Curve founder Michael Egorov has proposed a new potential answer to one of DeFi’s most challenging problems: What happens after bad debt creates a vulnerability?
Yegorov outlined the proposal to recover non-performing loans by converting non-performing assets into tradable investment products, initially testing the concept on Curve’s own CRV long LlamaLend market.
This promotion comes at a time when DeFi is embroiled in public debates over recovery mathematics, bailout schemes, and who should bear responsibility for failures spreading across protocols.
The Kelp DAO vulnerability and the resulting bad debt risk to Aave triggered a flurry of rescue proposals, ranging from token allocations to emergency loans, with contributions from ecosystem participants including Mantle, Lido, and Aave itself.
Yegorov's version attempts to steer the discussion in another direction.
In his proposal, he wrote: "I have proposed a bad debt recovery mechanism that is not a donation, but an investment tool applicable to all participants. If the pilot study is successful, it can be applied to Curve or other protocols facing similar challenges."
Yegorov's promotion
The issue he is now trying to solve predates and is smaller in scale than the kelp problem, but it has gained new practical significance because of the kelp problem.

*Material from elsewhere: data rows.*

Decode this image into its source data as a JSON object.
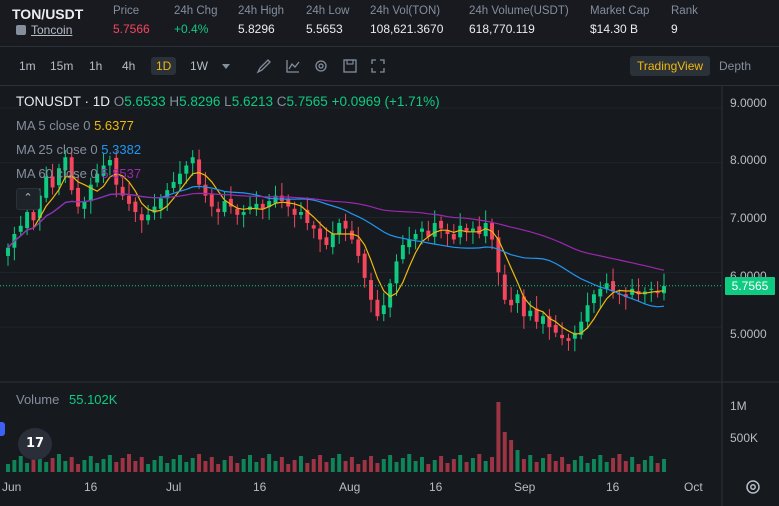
{
  "header": {
    "pair": "TON/USDT",
    "coin_link": "Toncoin",
    "stats": [
      {
        "label": "Price",
        "value": "5.7566",
        "color": "red"
      },
      {
        "label": "24h Chg",
        "value": "+0.4%",
        "color": "green"
      },
      {
        "label": "24h High",
        "value": "5.8296",
        "color": ""
      },
      {
        "label": "24h Low",
        "value": "5.5653",
        "color": ""
      },
      {
        "label": "24h Vol(TON)",
        "value": "108,621.3670",
        "color": ""
      },
      {
        "label": "24h Volume(USDT)",
        "value": "618,770.119",
        "color": ""
      },
      {
        "label": "Market Cap",
        "value": "$14.30 B",
        "color": ""
      },
      {
        "label": "Rank",
        "value": "9",
        "color": ""
      }
    ]
  },
  "toolbar": {
    "timeframes": [
      "1m",
      "15m",
      "1h",
      "4h",
      "1D",
      "1W"
    ],
    "active_timeframe": "1D",
    "tools": [
      "brush-icon",
      "indicator-icon",
      "settings-icon",
      "save-icon",
      "fullscreen-icon"
    ],
    "tradingview_label": "TradingView",
    "depth_label": "Depth"
  },
  "legend": {
    "symbol": "TONUSDT · 1D",
    "o_label": "O",
    "o": "5.6533",
    "h_label": "H",
    "h": "5.8296",
    "l_label": "L",
    "l": "5.6213",
    "c_label": "C",
    "c": "5.7565",
    "change": "+0.0969 (+1.71%)",
    "ma5_label": "MA 5 close 0",
    "ma5": "5.6377",
    "ma25_label": "MA 25 close 0",
    "ma25": "5.3382",
    "ma60_label": "MA 60 close 0",
    "ma60": "5.8537"
  },
  "price_axis": [
    "9.0000",
    "8.0000",
    "7.0000",
    "6.0000",
    "5.0000"
  ],
  "last_price": "5.7565",
  "volume": {
    "label": "Volume",
    "value": "55.102K",
    "axis": [
      "1M",
      "500K"
    ]
  },
  "time_axis": [
    "Jun",
    "16",
    "Jul",
    "16",
    "Aug",
    "16",
    "Sep",
    "16",
    "Oct"
  ],
  "colors": {
    "up": "#0ecb81",
    "down": "#f6465d",
    "ma5": "#f0b90b",
    "ma25": "#2196f3",
    "ma60": "#9c27b0",
    "accent": "#f0b90b"
  },
  "chart_data": {
    "type": "candlestick",
    "x_axis": "date (2024-06-01 to 2024-09-25)",
    "ylim": [
      4.0,
      9.4
    ],
    "series": [
      {
        "name": "TONUSDT",
        "values": [
          6.45,
          6.7,
          6.85,
          7.1,
          6.95,
          7.4,
          7.75,
          7.55,
          7.9,
          8.1,
          7.5,
          7.2,
          7.3,
          7.6,
          7.8,
          7.95,
          8.05,
          7.6,
          7.4,
          7.25,
          7.1,
          6.95,
          7.05,
          7.2,
          7.35,
          7.5,
          7.65,
          7.8,
          7.95,
          8.1,
          7.6,
          7.4,
          7.2,
          7.1,
          7.3,
          7.2,
          7.05,
          7.1,
          7.2,
          7.25,
          7.15,
          7.3,
          7.4,
          7.3,
          7.2,
          7.05,
          7.1,
          6.9,
          6.8,
          6.6,
          6.5,
          6.7,
          6.9,
          6.8,
          6.6,
          6.3,
          5.9,
          5.5,
          5.2,
          5.4,
          5.8,
          6.2,
          6.5,
          6.6,
          6.7,
          6.8,
          6.65,
          6.9,
          6.8,
          6.7,
          6.6,
          6.85,
          6.75,
          6.8,
          6.7,
          6.9,
          6.6,
          6.0,
          5.5,
          5.4,
          5.6,
          5.2,
          5.3,
          5.1,
          5.2,
          5.0,
          4.9,
          4.8,
          4.75,
          4.9,
          5.1,
          5.4,
          5.6,
          5.7,
          5.8,
          5.65,
          5.6,
          5.55,
          5.7,
          5.6,
          5.65,
          5.7,
          5.62,
          5.75
        ]
      },
      {
        "name": "MA 5 close 0",
        "last": 5.6377
      },
      {
        "name": "MA 25 close 0",
        "last": 5.3382
      },
      {
        "name": "MA 60 close 0",
        "last": 5.8537
      }
    ]
  }
}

Curve's CRV long-term LlamaLend market experienced bad debt in October 2025, resulting in approximately $700,000 of undercollateralized funds in the vault and preventing lenders from fully withdrawing their funds.
Although this amount is negligible compared to some other events, the assets stolen in the KelpDAO incident were valued at $292 million; despite subsequent billions of dollars in Aave fund outflows, Egorov believes these compromised vault tokens are not dead assets.
In his description, they have unusual return characteristics.
If the Credit Risk Value (CRV) increases, the debt can be recovered as collateral is liquidated, leading to a smooth liquidation. Conversely, if the Credit Risk Value decreases, the collateral does not deteriorate like traditional bad debt.
Egorov believes this gives the vault token an "option-like" structure: if the collateral rebounds, there is upside potential; if the collateral does not rebound, there is downside risk. To make it tradable, Egorov says he has created a Curve stableswap pool with approximately 71% solvency, where distressed vault tokens can be exchanged.
Liquidity providers in the pool earn trading fees and may also receive CRV incentives if approved by the governance body, while the DAO itself can accumulate degraded tokens through management fees without requiring a direct bailout vote.
This is precisely the core appeal of the design. It seeks to replace social welfare with market mechanisms. Rather than requiring the treasury of a decentralized autonomous organization (DAO) or associated protocols to fill the funding gap, the model explores whether bad debts can be cleared if bundled with sufficient returns for sale.
Traders can purchase vault tokens at a discount. If the price is low enough, arbitrageurs can exploit the opportunity. Liquidity providers can earn fees while waiting for the price to rebound. Curve DAO can participate, but Egorov stated that it is not required to do so.
The timing is no accident.
Since seaweed utilization, DeFi has been forced into a chaotic real-time rescue. Protocols such as Lido and Mantle have pledged support. Aave has also discussed direct donations and... ETH frozen on Arbitrum has been unfrozen.
All of this highlights a larger issue: Should bad debt be socialized, isolated, refinanced, or simply left to the market to resolve?
Yegorov clearly favors the last option—or at least prefers to package it with market-based approaches.
On the other hand
The initial response shows that coming up with an idea is much easier than selling it.
One commentator pinpointed a clear primary concern, saying: "The reality is that no one will buy the affected positions because they generate no yield."
Another user countered that if CRV eventually recovers, the yield still exists, and the instrument resembles a discounted perpetual option with limited downside risk rather than a dead debt.
The same commenter explained the trade in simple terms: do nothing and hope CRV rises above the threshold needed to repay the debt; sell now at a discount; or become a liquidity provider in the new recovery pool and earn fees while waiting.
A more skeptical response questions whether sophisticated capital would bother with this. If similar returns can be synthesized elsewhere through cheaper means, this pool may struggle to attract genuine buyers without substantial subsidies.
Egorov responded that traders may prefer Curve stableswap LP itself rather than just the vault tokens, and noted that its payout structure is different and potentially more attractive.